Editors Note: I don’t often re-publish stories from national publications, but I thought the following article by Adena Schutzberg would be of interest to our readers. I did speak with two Universities in Wisconsin who offer instructor-led training, and both indicated they will continue to offer training in the future, but with their own “branding” and content.
Up to ArcGIS 9.3 Esri hosted an Authorized Training Program, allowing third parties to use company materials to train students, typically in two or three day long classes. Acheiving that status required candidates to pass an Esri-taught “train the trainer” course among other things. Instructors could teach:
- ArcGIS Desktop
- ArcGIS Spatial Analyst
- Geoprocessing Scripts
- Programming ArcObjects
- ArcGIS Server
in recent years Esri updated the program to the Certified Trainer Progam (CTP) which limited teaching to ArcGIS Desktop (I, II, III). The requirements are far tougher and include both certification via Esri’s new tests as well and a teaching credential. One CTP posted that costs for the current certification ran to nearly $6000. This burden, and the change in demand have clearly impacted the number of trainers. At this time, for example, there are no ArcGIS 10 certified trainers in my state.
Letters to current Esri Certified Trainers went out in early November to explain the planned shutdown of the CTP program. Esri provided this statement to Directions Media:
Esri is starting to phase out the Certified Training Program, but will continue to support it through ArcGIS 10.1. The reason for discontinuing the program is the declining interest in instructor-led training. Esri currently has about 70 certified instructors. We notified each instructor individually and then sent a follow-up email. Below is an excerpt from the email sent to instructors in the program:
We have found that students are starting to lean towards more on demand learning and less instructor-led training. With this and the economy, we’ve seen a continual decline in the number of students being taught by both Esri and our authorized/certified trainers. As you can imagine, the business needs are not what they were when the program was first created.
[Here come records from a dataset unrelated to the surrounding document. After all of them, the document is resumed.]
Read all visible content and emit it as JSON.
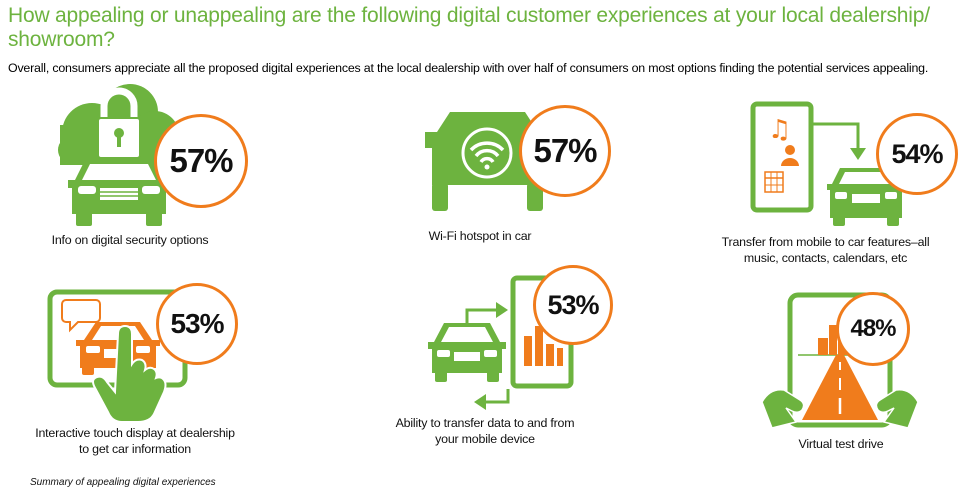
{
  "title": "How appealing or unappealing are the following digital customer experiences at your local dealership/ showroom?",
  "subtitle": "Overall, consumers appreciate all the proposed digital experiences at the local dealership with over half of consumers on most options finding the potential services appealing.",
  "colors": {
    "green": "#6db33f",
    "orange": "#f07c1c",
    "text": "#111111"
  },
  "items": [
    {
      "percent": "57%",
      "label": "Info on digital security options",
      "icon": "car-lock-cloud-icon"
    },
    {
      "percent": "57%",
      "label": "Wi-Fi hotspot in car",
      "icon": "car-wifi-icon"
    },
    {
      "percent": "54%",
      "label": "Transfer from mobile to car features–all music, contacts, calendars, etc",
      "icon": "mobile-to-car-icon"
    },
    {
      "percent": "53%",
      "label": "Interactive touch display at dealership to get car information",
      "icon": "touch-display-icon"
    },
    {
      "percent": "53%",
      "label": "Ability to transfer data to and from your mobile device",
      "icon": "car-mobile-transfer-icon"
    },
    {
      "percent": "48%",
      "label": "Virtual test drive",
      "icon": "virtual-road-icon"
    }
  ],
  "footnote": "Summary of appealing digital experiences"
}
Therefore, we’ve decided that the Certified Training Program will only support certified trainers through version 10.1. We will allow folks to upgrade to support their students on version 10.1. However, once existing certified trainers have upgraded to teach version 10.1, the program will move into maintenance mode.
Clearly, the economy, the nature of software training, and the relationships between Esri and its many different kinds of partners have changed in recent years. I hope those impacted by the change find ways to continue to make a living using the passion they have for GIS and their skills as both trainers and educators.